14.3 Future PCS Directions: Inference

What’s next for the PCS framework? You may have noticed that this book did not cover the topic of inference (the traditional statistical topic of assessing the uncertainty associated with parameter estimates, usually focusing on the random sampling mechanism). While we did conduct a type of PCS inference in the context of continuous response prediction problems, such as by computing prediction perturbation intervals (PPIs), we did not discuss p-values, hypothesis tests, confidence intervals, or causality.

Rest assured that the reason for this omission is not that these topics are not important, but rather that these topics become quite complex when considered in the realm of PCS, and are thus topics of ongoing research in the Yu research group. Besides, one book cannot possibly cover everything!

In traditional statistics, inference is the science of quantifying the uncertainty associated with data-driven results. However, traditional inference usually considers only the narrow view of uncertainty that arises from a random sampling data collection mechanism (or from a generative stochastic model that is typically difficult to verify for real-world data). As we’ve established by now, the uncertainty that stems from cleaning/preprocessing judgment calls, as well as the analysis/algorithmic choices, can be substantial (often greater than the uncertainty arising from the data collection alone, as emulated via random sampling). By ignoring these sources of uncertainty, traditional inference techniques are taking into account only a small sliver of the uncertainty associated with parameter estimates. The end result is typically an excess of “significant” results being identified.

PCS inference, an ongoing area of research development in the Yu research group, aims to bring broader sources of uncertainty into inferential assessments. Soon you will be able to compute PCS importance measures, PCS p-values, and PCS perturbation intervals that quantify a wide range of the sources of uncertainty that are associated with any data-driven result, not just the uncertainty arising from random sampling (Yu and Kumbier 2020). (Keep an eye out for research developments from the Yu research group!)

The expansion of veridical data science and the PCS framework is not limited just to inference. There are also several emerging domain-specific branches of veridical data science originally inspired by the original “Veridical Data Science” paper by Yu and Kumbier (2020), including veridical spatial data science (Kedron and Bardin 2021), veridical network embedding (Ward et al. 2021), and an extension of the PCS framework to reinforcement learning (Trella et al. 2022).

14.4 Farewell

Equipped with a reality-based and domain-grounded veridical data science perspective, you’re now ready to tackle any data science project that comes your way. Remember that the veridical data science PCS principles can be applied to every single data science project, extending far beyond the examples presented in this book. Together, let’s enter a world in which every data-driven result that is used to make real-world decisions is predictable, computable, stable, and, above all, trustworthy.

References

Breznau, Nate, Eike Mark Rinke, Alexander Wuttke, Hung H. V. Nguyen, Muna Adem, Jule Adriaans, Amalia Alvarez-Benjumea, et al. 2022. “Observing Many Researchers Using the Same Data and Hypothesis Reveals a Hidden Universe of Uncertainty.” Proceedings of the National Academy of Sciences 119 (44).
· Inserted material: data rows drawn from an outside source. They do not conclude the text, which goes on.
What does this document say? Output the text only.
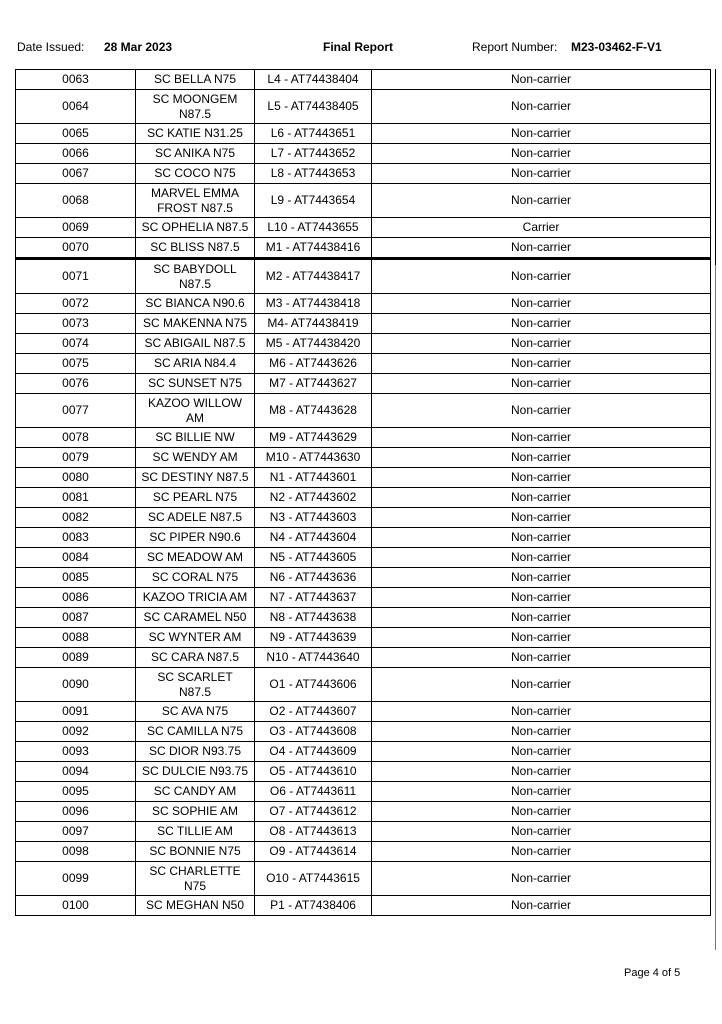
Date Issued: 28 Mar 2023	Final Report	Report Number: M23-03462-F-V1
0063	SC BELLA N75	L4 - AT74438404	Non-carrier
0064	SC MOONGEM
N87.5	L5 - AT74438405	Non-carrier
0065	SC KATIE N31.25	L6 - AT7443651	Non-carrier
0066	SC ANIKA N75	L7 - AT7443652	Non-carrier
0067	SC COCO N75	L8 - AT7443653	Non-carrier
0068	MARVEL EMMA
FROST N87.5	L9 - AT7443654	Non-carrier
0069	SC OPHELIA N87.5	L10 - AT7443655	Carrier
0070	SC BLISS N87.5	M1 - AT74438416	Non-carrier
0071	SC BABYDOLL
N87.5	M2 - AT74438417	Non-carrier
0072	SC BIANCA N90.6	M3 - AT74438418	Non-carrier
0073	SC MAKENNA N75	M4- AT74438419	Non-carrier
0074	SC ABIGAIL N87.5	M5 - AT74438420	Non-carrier
0075	SC ARIA N84.4	M6 - AT7443626	Non-carrier
0076	SC SUNSET N75	M7 - AT7443627	Non-carrier
0077	KAZOO WILLOW
AM	M8 - AT7443628	Non-carrier
0078	SC BILLIE NW	M9 - AT7443629	Non-carrier
0079	SC WENDY AM	M10 - AT7443630	Non-carrier
0080	SC DESTINY N87.5	N1 - AT7443601	Non-carrier
0081	SC PEARL N75	N2 - AT7443602	Non-carrier
0082	SC ADELE N87.5	N3 - AT7443603	Non-carrier
0083	SC PIPER N90.6	N4 - AT7443604	Non-carrier
0084	SC MEADOW AM	N5 - AT7443605	Non-carrier
0085	SC CORAL N75	N6 - AT7443636	Non-carrier
0086	KAZOO TRICIA AM	N7 - AT7443637	Non-carrier
0087	SC CARAMEL N50	N8 - AT7443638	Non-carrier
0088	SC WYNTER AM	N9 - AT7443639	Non-carrier
0089	SC CARA N87.5	N10 - AT7443640	Non-carrier
0090	SC SCARLET
N87.5	O1 - AT7443606	Non-carrier
0091	SC AVA N75	O2 - AT7443607	Non-carrier
0092	SC CAMILLA N75	O3 - AT7443608	Non-carrier
0093	SC DIOR N93.75	O4 - AT7443609	Non-carrier
0094	SC DULCIE N93.75	O5 - AT7443610	Non-carrier
0095	SC CANDY AM	O6 - AT7443611	Non-carrier
0096	SC SOPHIE AM	O7 - AT7443612	Non-carrier
0097	SC TILLIE AM	O8 - AT7443613	Non-carrier
0098	SC BONNIE N75	O9 - AT7443614	Non-carrier
0099	SC CHARLETTE
N75	O10 - AT7443615	Non-carrier
0100	SC MEGHAN N50	P1 - AT7438406	Non-carrier
Page 4 of 5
Kedron, Peter, and Sarah Bardin. 2021. “A Vision for Veridical Spatial Data Science.” In Spatial Data Science Symposium 2021 Short Paper Proceedings.
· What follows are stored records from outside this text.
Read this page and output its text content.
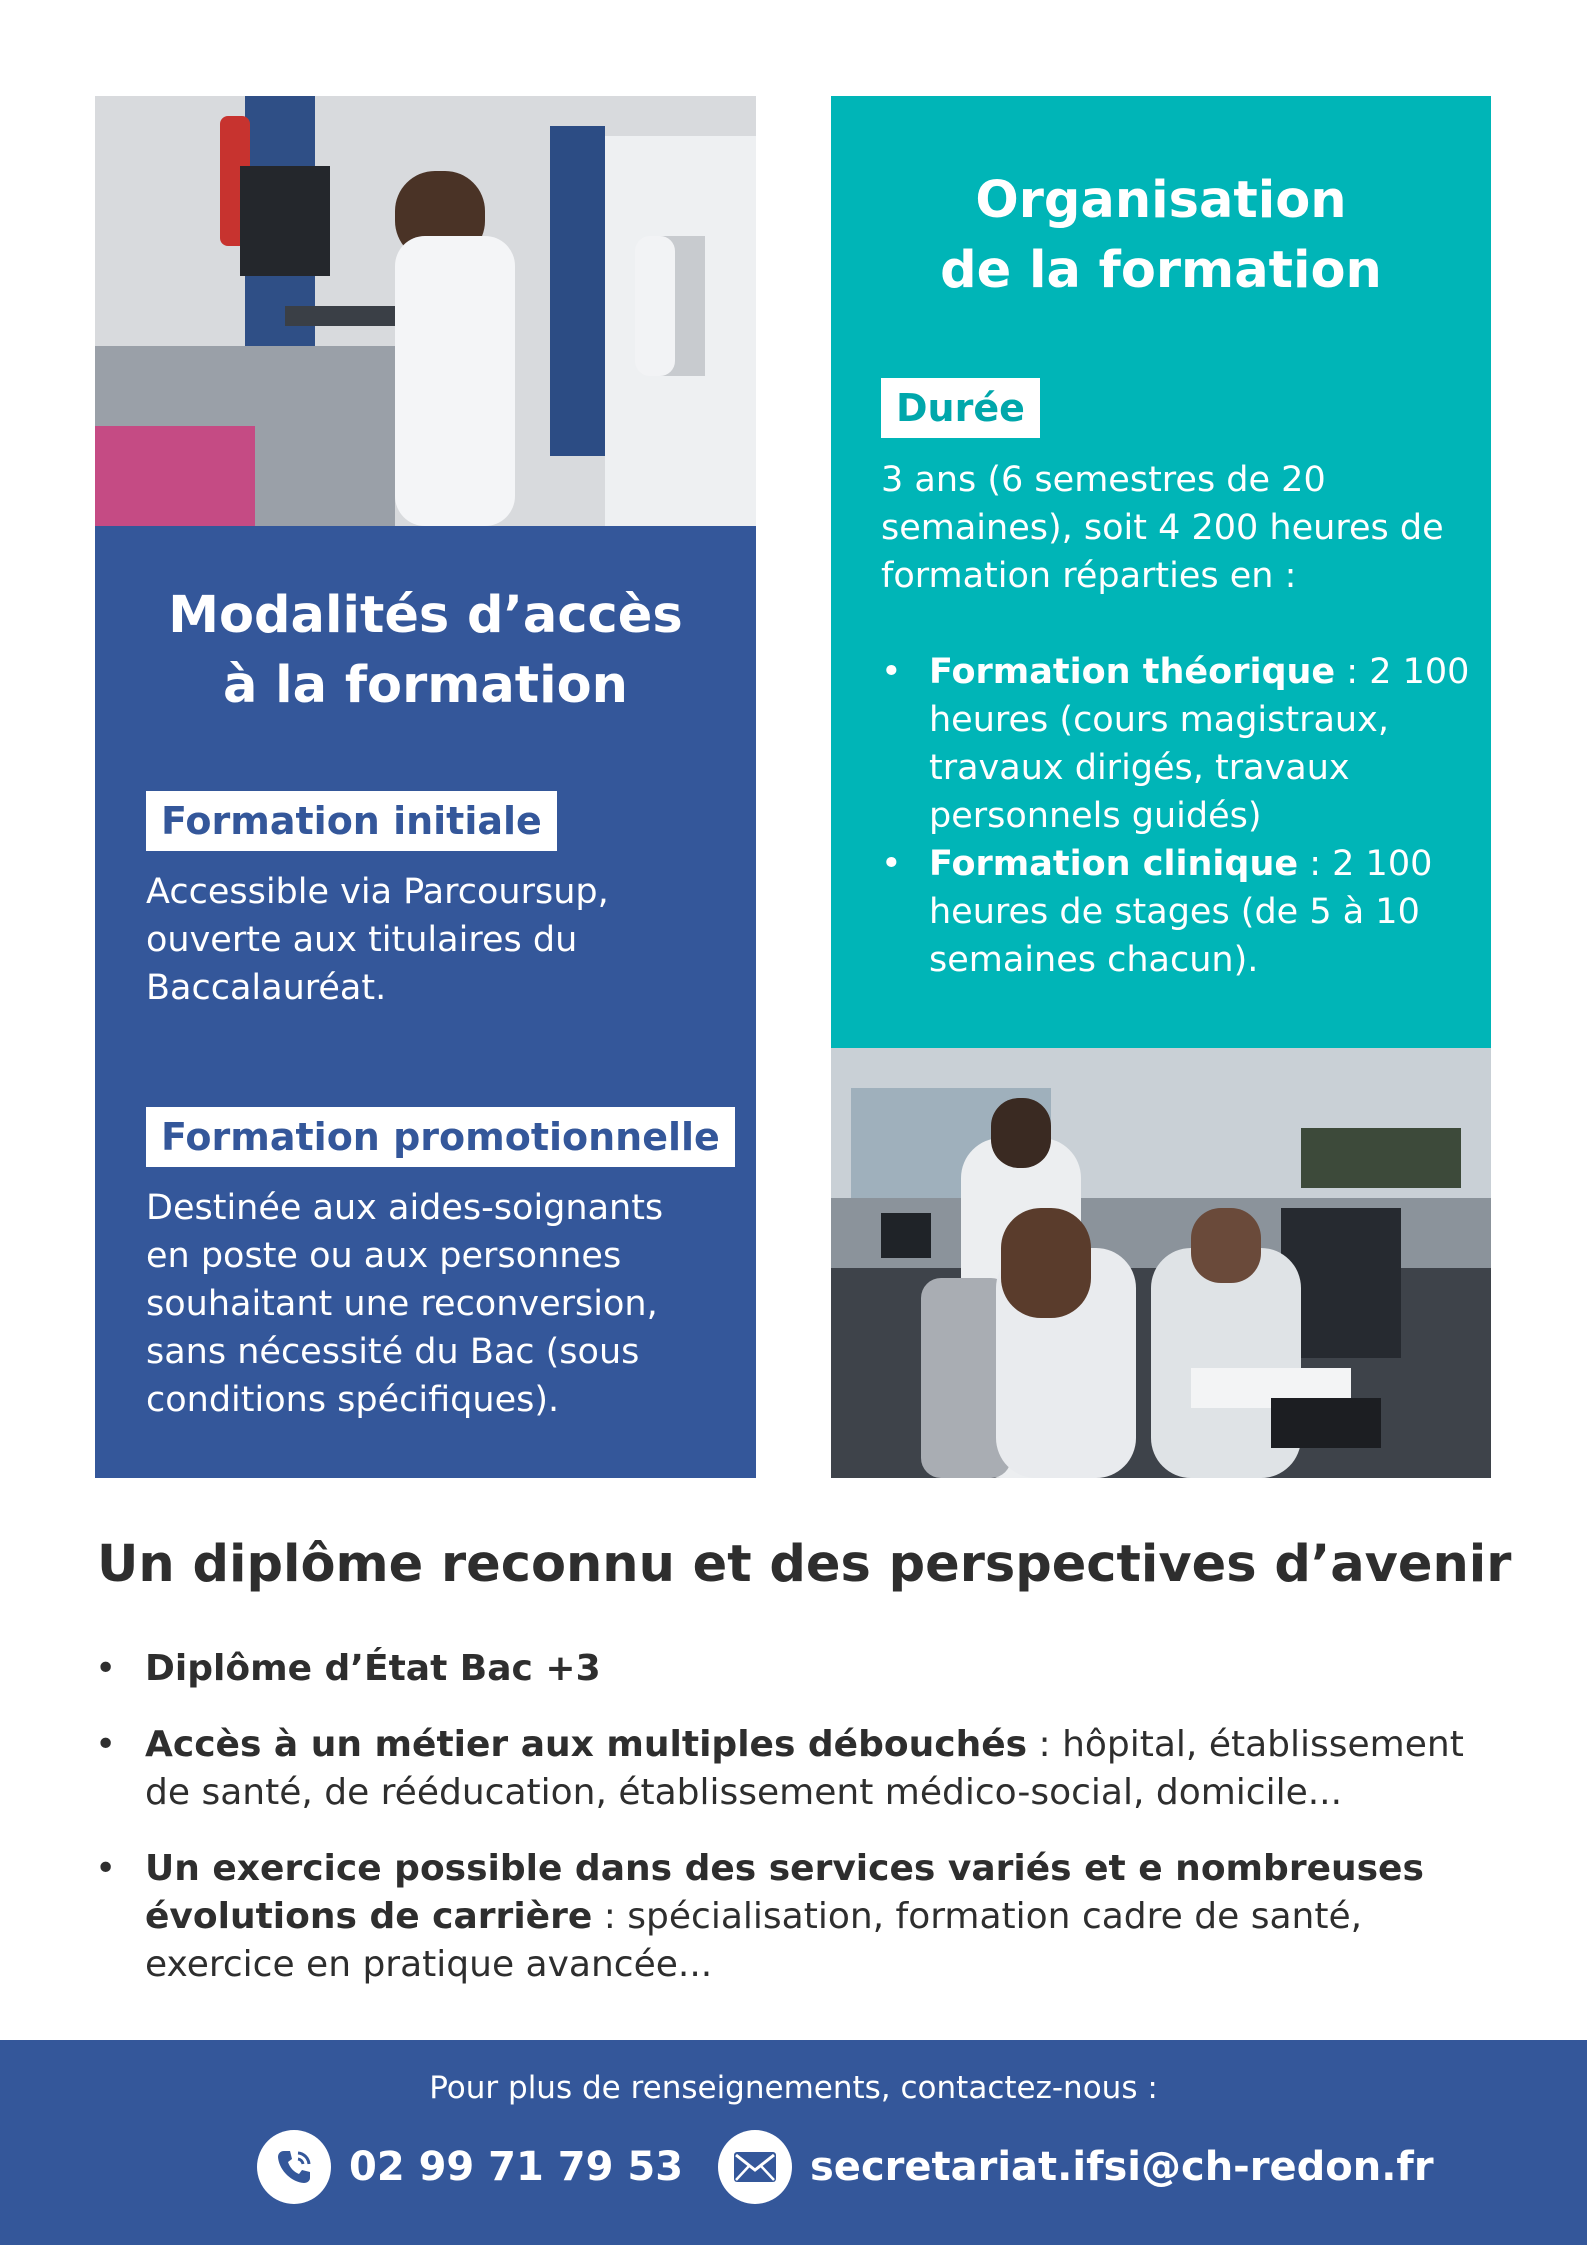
Modalités d’accès

à la formation

Formation initiale

Accessible via Parcoursup,

ouverte aux titulaires du

Baccalauréat.

Formation promotionnelle

Destinée aux aides-soignants

en poste ou aux personnes

souhaitant une reconversion,

sans nécessité du Bac (sous

conditions spécifiques).

Organisation

de la formation

Durée

3 ans (6 semestres de 20

semaines), soit 4 200 heures de

formation réparties en :

• Formation théorique : 2 100
heures (cours magistraux,
travaux dirigés, travaux
personnels guidés)
• Formation clinique : 2 100
heures de stages (de 5 à 10
semaines chacun).
Un diplôme reconnu et des perspectives d’avenir
• Diplôme d’État Bac +3
• Accès à un métier aux multiples débouchés : hôpital, établissement de santé, de rééducation, établissement médico-social, domicile...
• Un exercice possible dans des services variés et e nombreuses évolutions de carrière : spécialisation, formation cadre de santé, exercice en pratique avancée...
Pour plus de renseignements, contactez-nous :
02 99 71 79 53	secretariat.ifsi@ch-redon.fr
Khalil, Ashraf, Soha Glal Ahmed, Asad Masood Khattak, and Nabeel Al-Qirim. 2020. “Investigating Bias in Facial Analysis Systems: A Systematic Review.” IEEE Access 8: 130751–61.
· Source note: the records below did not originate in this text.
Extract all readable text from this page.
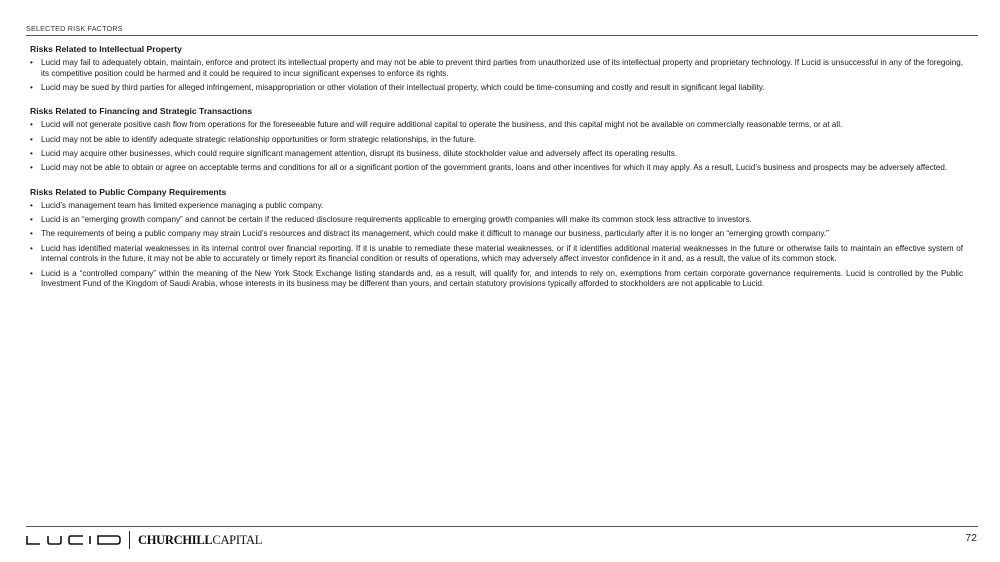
SELECTED RISK FACTORS
Risks Related to Intellectual Property
• Lucid may fail to adequately obtain, maintain, enforce and protect its intellectual property and may not be able to prevent third parties from unauthorized use of its intellectual property and proprietary technology. If Lucid is unsuccessful in any of the foregoing, its competitive position could be harmed and it could be required to incur significant expenses to enforce its rights.
• Lucid may be sued by third parties for alleged infringement, misappropriation or other violation of their intellectual property, which could be time-consuming and costly and result in significant legal liability.
Risks Related to Financing and Strategic Transactions
• Lucid will not generate positive cash flow from operations for the foreseeable future and will require additional capital to operate the business, and this capital might not be available on commercially reasonable terms, or at all.
• Lucid may not be able to identify adequate strategic relationship opportunities or form strategic relationships, in the future.
• Lucid may acquire other businesses, which could require significant management attention, disrupt its business, dilute stockholder value and adversely affect its operating results.
• Lucid may not be able to obtain or agree on acceptable terms and conditions for all or a significant portion of the government grants, loans and other incentives for which it may apply. As a result, Lucid’s business and prospects may be adversely affected.
Risks Related to Public Company Requirements
• Lucid’s management team has limited experience managing a public company.
• Lucid is an “emerging growth company” and cannot be certain if the reduced disclosure requirements applicable to emerging growth companies will make its common stock less attractive to investors.
• The requirements of being a public company may strain Lucid’s resources and distract its management, which could make it difficult to manage our business, particularly after it is no longer an “emerging growth company.”
• Lucid has identified material weaknesses in its internal control over financial reporting. If it is unable to remediate these material weaknesses, or if it identifies additional material weaknesses in the future or otherwise fails to maintain an effective system of internal controls in the future, it may not be able to accurately or timely report its financial condition or results of operations, which may adversely affect investor confidence in it and, as a result, the value of its common stock.
• Lucid is a “controlled company” within the meaning of the New York Stock Exchange listing standards and, as a result, will qualify for, and intends to rely on, exemptions from certain corporate governance requirements. Lucid is controlled by the Public Investment Fund of the Kingdom of Saudi Arabia, whose interests in its business may be different than yours, and certain statutory provisions typically afforded to stockholders are not applicable to Lucid.
CHURCHILLCAPITAL	72
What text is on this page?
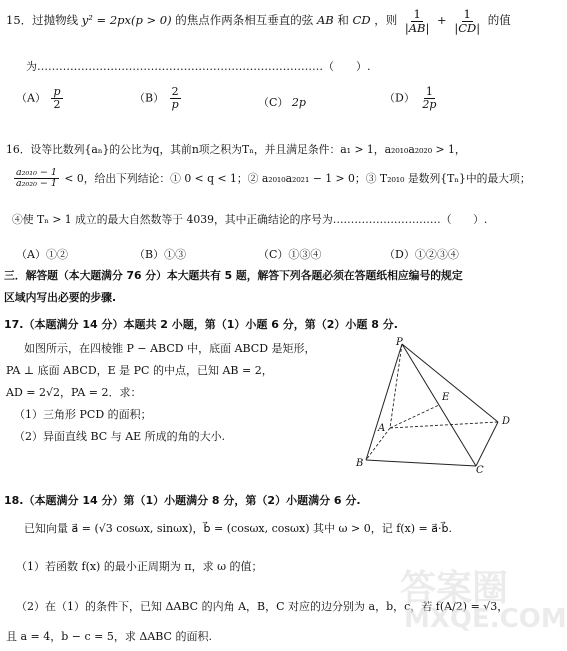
15．过抛物线 y² = 2px(p > 0) 的焦点作两条相互垂直的弦 AB 和 CD ，则 $\frac{1}{|AB|} + \frac{1}{|CD|}$ 的值
为……………………………………………………………………（　　）.
$(A) \frac{p}{2}$	$(B) \frac{2}{p}$	（C） 2p	$(D) \frac{1}{2p}$
16．设等比数列{aₙ}的公比为q，其前n项之积为Tₙ，并且满足条件：a₁ > 1，a₂₀₁₀a₂₀₂₀ > 1，
$\frac{\text{a₂₀₁₀ − 1}}{\text{a₂₀₂₀ − 1}} < 0$，给出下列结论：① 0 < q < 1；② a₂₀₁₀a₂₀₂₁ − 1 > 0；③ T₂₀₁₀ 是数列{Tₙ}中的最大项；
④使 Tₙ > 1 成立的最大自然数等于 4039，其中正确结论的序号为…………………………（　　）.
（A）①②	（B）①③	（C）①③④	（D）①②③④
三．解答题（本大题满分 76 分）本大题共有 5 题，解答下列各题必须在答题纸相应编号的规定
区域内写出必要的步骤.
17.（本题满分 14 分）本题共 2 小题，第（1）小题 6 分，第（2）小题 8 分.
如图所示，在四棱锥 P − ABCD 中，底面 ABCD 是矩形，
PA ⊥ 底面 ABCD，E 是 PC 的中点，已知 AB = 2，
AD = 2√2，PA = 2．求：
（1）三角形 PCD 的面积；
（2）异面直线 BC 与 AE 所成的角的大小.
P
A
B
C
D
E
18.（本题满分 14 分）第（1）小题满分 8 分，第（2）小题满分 6 分.
已知向量 a⃗ = (√3 cosωx, sinωx)，b⃗ = (cosωx, cosωx) 其中 ω > 0，记 f(x) = a⃗·b⃗.
（1）若函数 f(x) 的最小正周期为 π，求 ω 的值；
（2）在（1）的条件下，已知 ΔABC 的内角 A，B，C 对应的边分别为 a，b，c，若 f(A/2) = √3，
且 a = 4，b − c = 5，求 ΔABC 的面积.
答案圈
MXQE.COM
Trella, Anna L., Kelly W. Zhang, Inbal Nahum-Shani, Vivek Shetty, Finale Doshi-Velez, and Susan A. Murphy. 2022. “Designing Reinforcement Learning Algorithms for Digital Interventions: Pre-Implementation Guidelines.” Algorithms 15 (8): 255.

Ward, Owen G., Zhen Huang, Andrew Davison, and Tian Zheng. 2021. “Next Waves in Veridical Network Embedding.” Statistical Analysis and Data Mining: The ASA Data Science Journal 14 (1): 5–17.

Yu, Bin, and Karl Kumbier. 2020. “Veridical Data Science.” Proceedings of the National Academy of Sciences 117 (8): 3920–29.